Definition
An aeronautical beacon is a visual ground-based navigation aid that displays flashes of white and/or colored light to indicate the location of an airport, a heliport, a landmark, a point on a Federal airway in mountainous terrain, or an obstruction.
Plain English
A flashing light on the ground that pilots can see from the air, used to mark something important — usually an airport, a heliport, a hazard, or a key point along a route.
Context Anchor
Pilots may see aeronautical beacons near airports, heliports, landmarks, route points, or hazards that need to be noticed from the air.
Derivation
From Old English 'beacen,' meaning a sign or signal.

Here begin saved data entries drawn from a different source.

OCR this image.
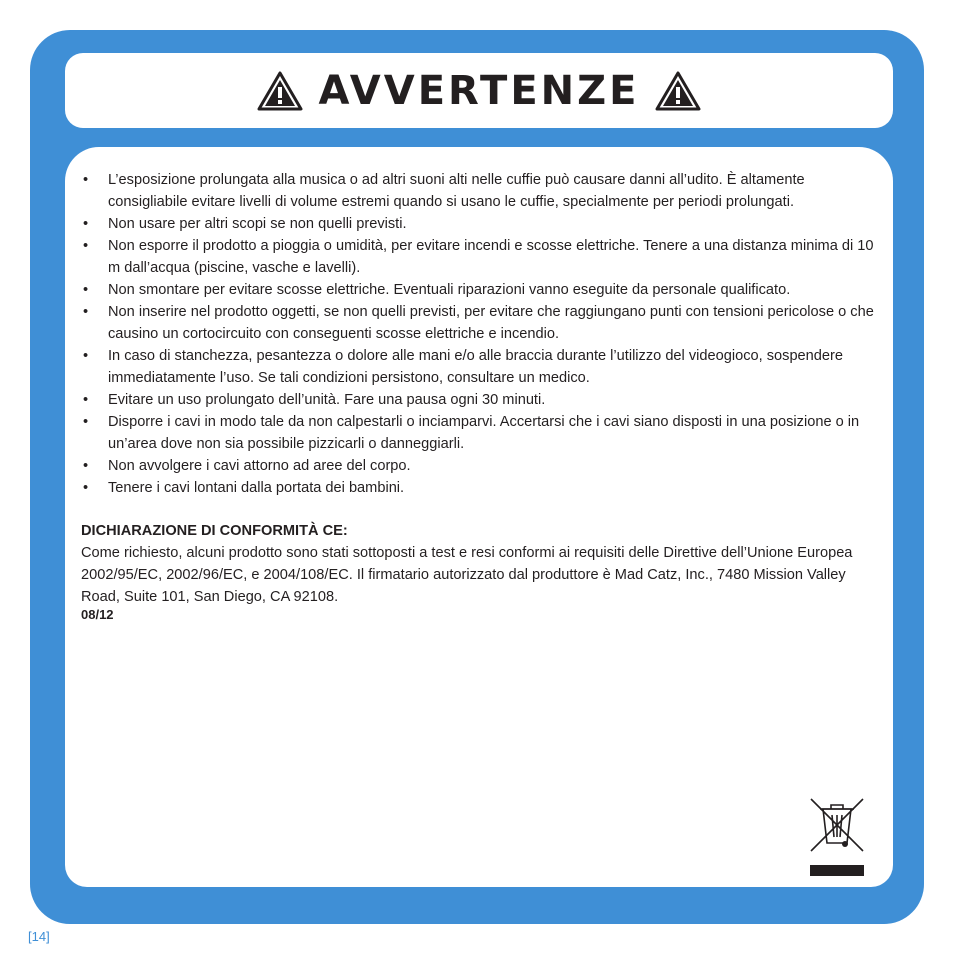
AVVERTENZE
• L’esposizione prolungata alla musica o ad altri suoni alti nelle cuffie può causare danni all’udito. È altamente consigliabile evitare livelli di volume estremi quando si usano le cuffie, specialmente per periodi prolungati.
• Non usare per altri scopi se non quelli previsti.
• Non esporre il prodotto a pioggia o umidità, per evitare incendi e scosse elettriche. Tenere a una distanza minima di 10 m dall’acqua (piscine, vasche e lavelli).
• Non smontare per evitare scosse elettriche. Eventuali riparazioni vanno eseguite da personale qualificato.
• Non inserire nel prodotto oggetti, se non quelli previsti, per evitare che raggiungano punti con tensioni pericolose o che causino un cortocircuito con conseguenti scosse elettriche e incendio.
• In caso di stanchezza, pesantezza o dolore alle mani e/o alle braccia durante l’utilizzo del videogioco, sospendere immediatamente l’uso. Se tali condizioni persistono, consultare un medico.
• Evitare un uso prolungato dell’unità. Fare una pausa ogni 30 minuti.
• Disporre i cavi in modo tale da non calpestarli o inciamparvi. Accertarsi che i cavi siano disposti in una posizione o in un’area dove non sia possibile pizzicarli o danneggiarli.
• Non avvolgere i cavi attorno ad aree del corpo.
• Tenere i cavi lontani dalla portata dei bambini.
DICHIARAZIONE DI CONFORMITÀ CE:
Come richiesto, alcuni prodotto sono stati sottoposti a test e resi conformi ai requisiti delle Direttive dell’Unione Europea 2002/95/EC, 2002/96/EC, e 2004/108/EC. Il firmatario autorizzato dal produttore è Mad Catz, Inc., 7480 Mission Valley Road, Suite 101, San Diego, CA 92108.
08/12
[14]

Beacons have been used for centuries as visible markers — fires on hills, lighthouses at sea — and the aviation version carries the same idea: a light placed where it needs to be seen from a distance.
Why Pilots Care
Beacons allow pilots to locate airports from a distance at night or in reduced visibility, supporting safe visual approaches and navigation.
Intuition Check
A beacon is not just any light, and in this context it is not a radio signal. Here it means a flashing visual light used to mark something important for aviation.
Example Sentence 1
On the night cross-country, the student spotted the airport's rotating aeronautical beacon flashing white and green from ten miles out.
Example Sentence 2
Aeronautical beacons are listed for each airport to assist with visual identification during VFR operations.